Mast: It would be early for you to have developed a detailed view of the activities that will best advance public participation in digitization, but what are your early thoughts on what is needed?

Ellwood: One approach that has been successful in iDigBio programs thus far is tapping into the interests of citizens and finding the personal connections they have with the natural world. This can lead to a desire to reconnect with those emotions and perhaps even play an active role in contributing to activities like those of the biodiversity research collections community. Sometimes it’s familial connections or memories of certain activities, such as bird watching as a child or visiting museums with their own children, that spurs an individual to want to get involved. Also, teachers at all levels have been an active part of biodiversity research collections already, and I think that as we continue to promote the collections and align digitization with classroom learning outcomes that teachers and students will make a big impact in our work. Discovering new avenues to reach interested citizens, teachers, and students will be an early activity of mine.

I also think topical news stories can spark an interest in science for certain people. Words like biodiversity, environment, and biological research get used in the popular media quite often and for some this is intriguing; they want to be a positive part of the scientific process. Digitizing museum specimens isn’t the first thing people thing of when they want to ‘make a difference’, but if iDigBio can continue to demonstrate the value of these activities alongside modern science and conservation issues, I believe public engagement will continue to build. The incentive for participation in digitizing specimens for iDigBio is largely altruistic, and tangible applications and goals will foster increased involvement.

Mast: What are you most looking forward to about your work with iDigBio?

Ellwood: One of the aspects of iDigBio that I was originally drawn to, and that I’m really looking forward to now, is the nationwide collaboration. iDigBio has established an impressive network of biologists, computer scientists, statisticians, educators, and public participants around the country, from a variety of institutions and organizations. Each of these players brings something different to the research and I’m excited to work with them to grow the digitization efforts.

I am also eager to see more and more information contained in museum collections enter the modern scientific discourse. Many research projects have taken advantage of this tremendous resource already, and the increased availability of museum data, as facilitated by iDigBio, will further advance the fields of conservation, genetics, systematics, and climate change, to name a few. Likewise, these data will be a valuable tool for education. Not only can teachers and students assist in digitization, but accessing highly detailed images and associated data of specimens from around the world is an amazing addition to science curricula.

Mast: Tallahassee is quite a change from Boston.

Ellwood: It definitely is, and I can’t wait to explore all that the Florida panhandle has to offer!

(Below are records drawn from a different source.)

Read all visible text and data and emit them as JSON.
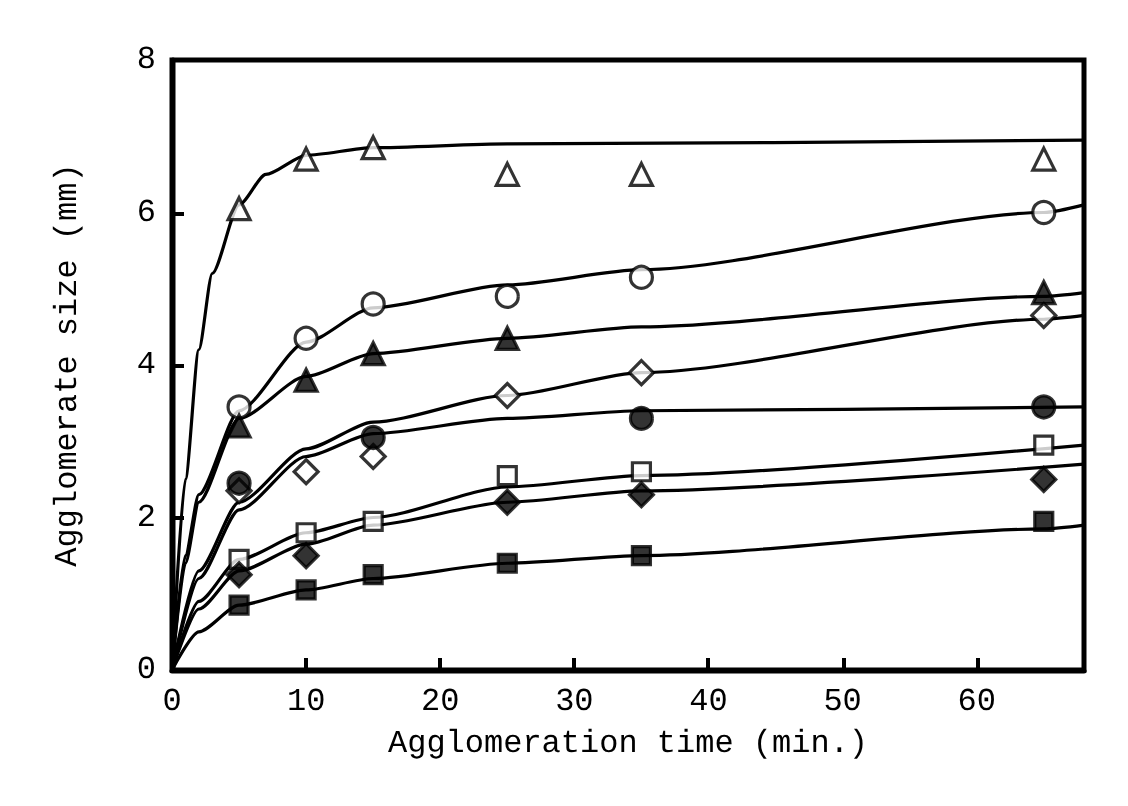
{
  "chart_data": {
    "type": "scatter",
    "xlabel": "Agglomeration time (min.)",
    "ylabel": "Agglomerate size (mm)",
    "xlim": [
      0,
      68
    ],
    "xticks": [
      0,
      10,
      20,
      30,
      40,
      50,
      60
    ],
    "ylim": [
      0,
      8
    ],
    "yticks": [
      0,
      2,
      4,
      6,
      8
    ],
    "grid": false,
    "x": [
      5,
      10,
      15,
      25,
      35,
      65
    ],
    "series": [
      {
        "color": "#ffffff",
        "marker": "triangle",
        "values": [
          6.05,
          6.7,
          6.85,
          6.5,
          6.5,
          6.7
        ]
      },
      {
        "color": "#ffffff",
        "marker": "circle",
        "values": [
          3.45,
          4.35,
          4.8,
          4.9,
          5.15,
          6.0
        ]
      },
      {
        "color": "#000000",
        "marker": "triangle",
        "values": [
          3.2,
          3.8,
          4.15,
          4.35,
          null,
          4.95
        ]
      },
      {
        "color": "#ffffff",
        "marker": "diamond",
        "values": [
          2.35,
          2.6,
          2.8,
          3.6,
          3.9,
          4.65
        ]
      },
      {
        "color": "#000000",
        "marker": "circle",
        "values": [
          2.45,
          null,
          3.05,
          null,
          3.3,
          3.45
        ]
      },
      {
        "color": "#ffffff",
        "marker": "square",
        "values": [
          1.45,
          1.8,
          1.95,
          2.55,
          2.6,
          2.95
        ]
      },
      {
        "color": "#000000",
        "marker": "diamond",
        "values": [
          1.25,
          1.5,
          null,
          2.2,
          2.3,
          2.5
        ]
      },
      {
        "color": "#000000",
        "marker": "square",
        "values": [
          0.85,
          1.05,
          1.25,
          1.4,
          1.5,
          1.95
        ]
      },
      {
        "type": "line",
        "color": "#000000",
        "marker": "none",
        "x": [
          0,
          1,
          2,
          3,
          5,
          7,
          10,
          15,
          25,
          68
        ],
        "values": [
          0,
          2.5,
          4.2,
          5.2,
          6.1,
          6.5,
          6.75,
          6.85,
          6.9,
          6.95
        ]
      },
      {
        "type": "line",
        "color": "#000000",
        "marker": "none",
        "x": [
          0,
          1,
          2,
          5,
          10,
          15,
          25,
          35,
          65,
          68
        ],
        "values": [
          0,
          1.5,
          2.3,
          3.4,
          4.3,
          4.75,
          5.05,
          5.25,
          6.0,
          6.1
        ]
      },
      {
        "type": "line",
        "color": "#000000",
        "marker": "none",
        "x": [
          0,
          1,
          2,
          5,
          10,
          15,
          25,
          35,
          65,
          68
        ],
        "values": [
          0,
          1.4,
          2.2,
          3.3,
          3.85,
          4.15,
          4.35,
          4.5,
          4.9,
          4.95
        ]
      },
      {
        "type": "line",
        "color": "#000000",
        "marker": "none",
        "x": [
          0,
          2,
          5,
          10,
          15,
          25,
          35,
          65,
          68
        ],
        "values": [
          0,
          1.3,
          2.2,
          2.9,
          3.25,
          3.6,
          3.9,
          4.6,
          4.65
        ]
      },
      {
        "type": "line",
        "color": "#000000",
        "marker": "none",
        "x": [
          0,
          2,
          5,
          10,
          15,
          25,
          35,
          68
        ],
        "values": [
          0,
          1.2,
          2.1,
          2.8,
          3.1,
          3.3,
          3.4,
          3.45
        ]
      },
      {
        "type": "line",
        "color": "#000000",
        "marker": "none",
        "x": [
          0,
          2,
          5,
          10,
          15,
          25,
          35,
          68
        ],
        "values": [
          0,
          0.9,
          1.45,
          1.8,
          2.0,
          2.4,
          2.55,
          2.95
        ]
      },
      {
        "type": "line",
        "color": "#000000",
        "marker": "none",
        "x": [
          0,
          2,
          5,
          10,
          15,
          25,
          35,
          68
        ],
        "values": [
          0,
          0.8,
          1.3,
          1.65,
          1.9,
          2.2,
          2.35,
          2.7
        ]
      },
      {
        "type": "line",
        "color": "#000000",
        "marker": "none",
        "x": [
          0,
          2,
          5,
          10,
          15,
          25,
          35,
          65,
          68
        ],
        "values": [
          0,
          0.5,
          0.85,
          1.05,
          1.2,
          1.4,
          1.5,
          1.85,
          1.9
        ]
      }
    ]
  }
}
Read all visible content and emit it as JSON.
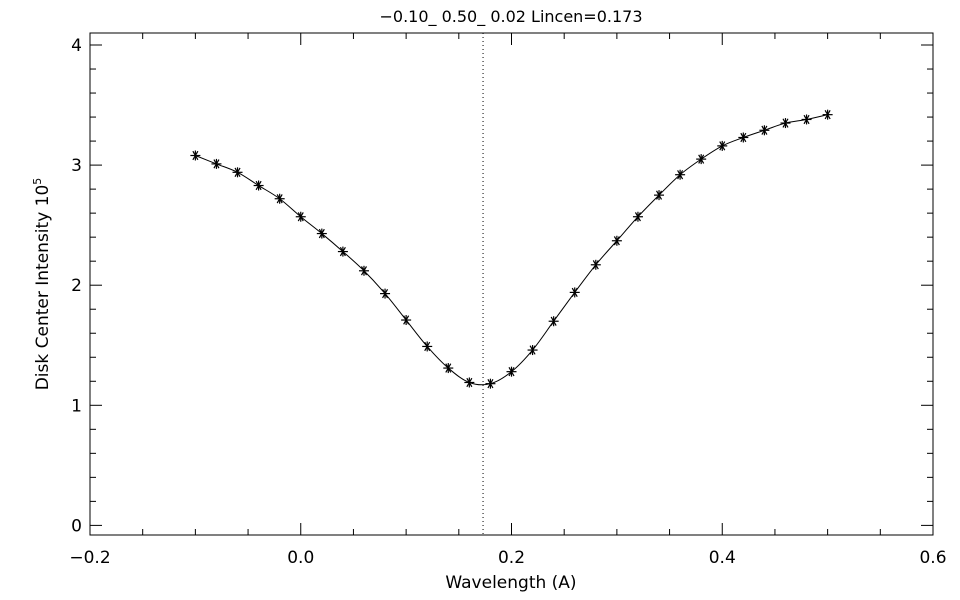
{
  "chart_data": {
    "type": "line",
    "title": "−0.10_ 0.50_ 0.02   Lincen=0.173",
    "xlabel": "Wavelength (A)",
    "ylabel": "Disk Center Intensity 10",
    "ylabel_exponent": "5",
    "xlim": [
      -0.2,
      0.6
    ],
    "ylim": [
      -0.08,
      4.1
    ],
    "x_ticks": [
      -0.2,
      0.0,
      0.2,
      0.4,
      0.6
    ],
    "x_tick_labels": [
      "−0.2",
      "0.0",
      "0.2",
      "0.4",
      "0.6"
    ],
    "y_ticks": [
      0,
      1,
      2,
      3,
      4
    ],
    "y_tick_labels": [
      "0",
      "1",
      "2",
      "3",
      "4"
    ],
    "line_center": 0.173,
    "marker": "asterisk",
    "grid": false,
    "colors": {
      "line": "#000000",
      "background": "#ffffff"
    },
    "series": [
      {
        "x": [
          -0.1,
          -0.08,
          -0.06,
          -0.04,
          -0.02,
          0.0,
          0.02,
          0.04,
          0.06,
          0.08,
          0.1,
          0.12,
          0.14,
          0.16,
          0.18,
          0.2,
          0.22,
          0.24,
          0.26,
          0.28,
          0.3,
          0.32,
          0.34,
          0.36,
          0.38,
          0.4,
          0.42,
          0.44,
          0.46,
          0.48,
          0.5
        ],
        "y": [
          3.08,
          3.01,
          2.94,
          2.83,
          2.72,
          2.57,
          2.43,
          2.28,
          2.12,
          1.93,
          1.71,
          1.49,
          1.31,
          1.19,
          1.18,
          1.28,
          1.46,
          1.7,
          1.94,
          2.17,
          2.37,
          2.57,
          2.75,
          2.92,
          3.05,
          3.16,
          3.23,
          3.29,
          3.35,
          3.38,
          3.42
        ]
      }
    ]
  }
}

Historically, culturally, and ecologically Tallahassee and Boston couldn’t be more different and I’m excited to spend my weekends with my field guides in the swamps and forests. The campus of Florida State University is lovely too and the live oaks make for such a different aesthetic than that of a New England campus. It’s not entirely different though and the similarities are equally interesting. It’s nice to be a part of an active academic community nestled in a region with a deep, rich cultural and intellectual history.

Perhaps most importantly, everyone I’ve met at FSU and iDigBio have been entirely warm and welcoming and I’m delighted to be working with such a talented group of people.